Overtom's weblog

PUTTING THINGS RIGHT  (27 august 2006)

About four months ago I exchanged a few e-mails with German chess computer enthusiast Hans-Jürgen Schaefer. Our correspondence centered around the performances of two old but weak computers. The first was Mini Chess, a computer of about 25 years old, which looks like this:

Mini Chess

The other one, Chess Champion Mk 1, was even older and the first chess computer I ever bought. In the introduction page to the Overtom Chess Computer Collection, you can read about the mixed feelings that I have for this machine. After all, I paid quite a large sum of money for what would later turn out to be the weakest chess computer I have ever set eyes on.

Chess Champion Mk 1

I thought it might be a good idea to organize a mini-match between these two "giants of the bottom", as Hans-Jürgen Schaefer so nicely put it. 
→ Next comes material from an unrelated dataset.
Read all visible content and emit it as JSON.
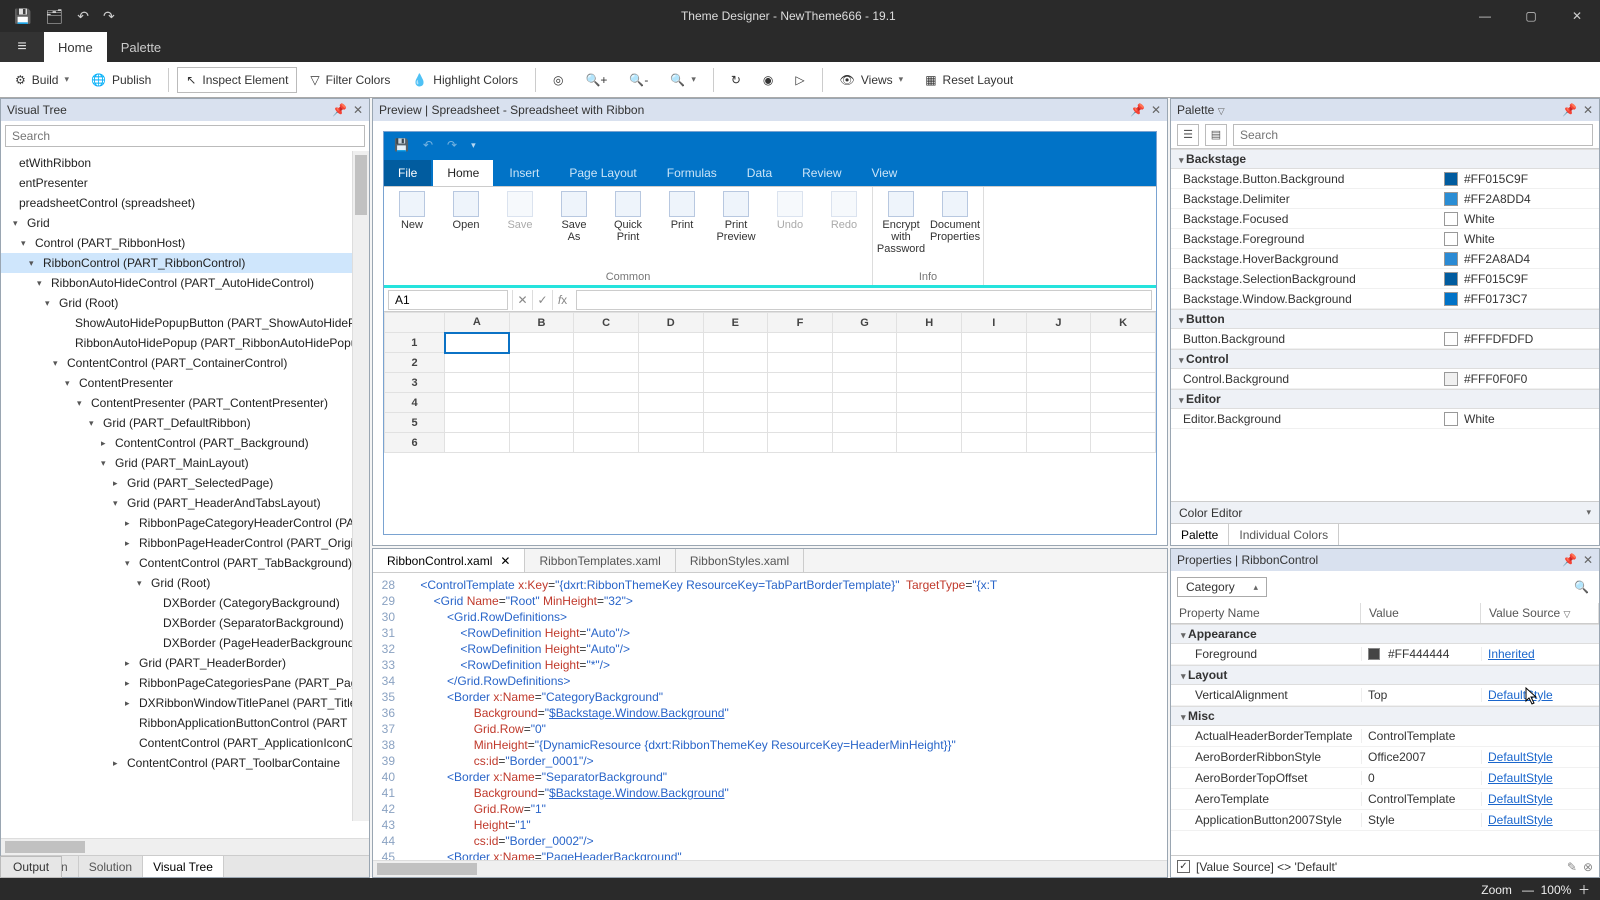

When I wrote to Hans-Jürgen about my plan, he remarked that he had already held such a match and that Chess Champion had come out best.

You can imagine how surprised I was that such a weak computer as the Mk 1 had won any match, even against a weakling like Mini Chess. So I decided to stick to my plan and arrange a few games between them. 

Mini Chess has only two levels. At level two, a move will take about 5 - 10 seconds. Chess Champion also has a second level, which takes 3 - 14 seconds according to the manual. During the match it became clear that this level gave both computers about the same amount of thinking time, although Mk 1 used up a little bit more time than its opponent.

The designers of Mini Chess seem to have done their best to make the keyboard as symmetrical as possible, which may be pleasant to the eye, but in practice, this lay-out appeared to be rather user-unfriendly. For instance, as you can see the text G7 is dangerously close to the New Game key:

Seeing this picture you won't be surprised to hear that at least two games ended because in Mini's memory all the chessmen suddenly stood on their starting positions in the middle of the game.

Another reason why games can go wrong easily is that Chess Champion accepts any moves. Even moves from an empty square to one occupied by a piece are accepted without any form of complaint: the piece is just removed from the board.

So more than half of the games played had to be discontinued because the position in the memory of one chess computer differed from that of the other.

But unlike the results of Hans-Jürgen's game, Mini Chess proved to be superior (or less inferior if you want) in all the games played. The two that I was able to record will be shown here.

On his 20th move, black sacrifices his queen to avoid forthcoming disaster, but the end is near anyway.

White: Mini Chess

Black: Chess Champion Mk 1

In the next game, black starts blundering on his fifth move: it is unclear why black does not play 5. .. e6 to defend f7. From then on things only go downhill for poor Chess Champion.

White: Mini Chess

Black Chess Champion Mk 1

Just like me, you may be wondering why Chess Champion had come out best in Hans-Jürgen's match. So I asked him about this.

His explanation was that his match was played within a larger framework of games in which all the computers were given half a minute thinking time. Unfortunately, Mini Chess had no higher level than ten seconds.

So it may be true that in the framework of Hans-Jürgen's match Mini Chess was weaker than Mk 1 because the latter was given much more time than Mini Chess. But if we want to put things in their right perspective it should be noted that if both computers are given equal thinking time, Mini is the stronger one.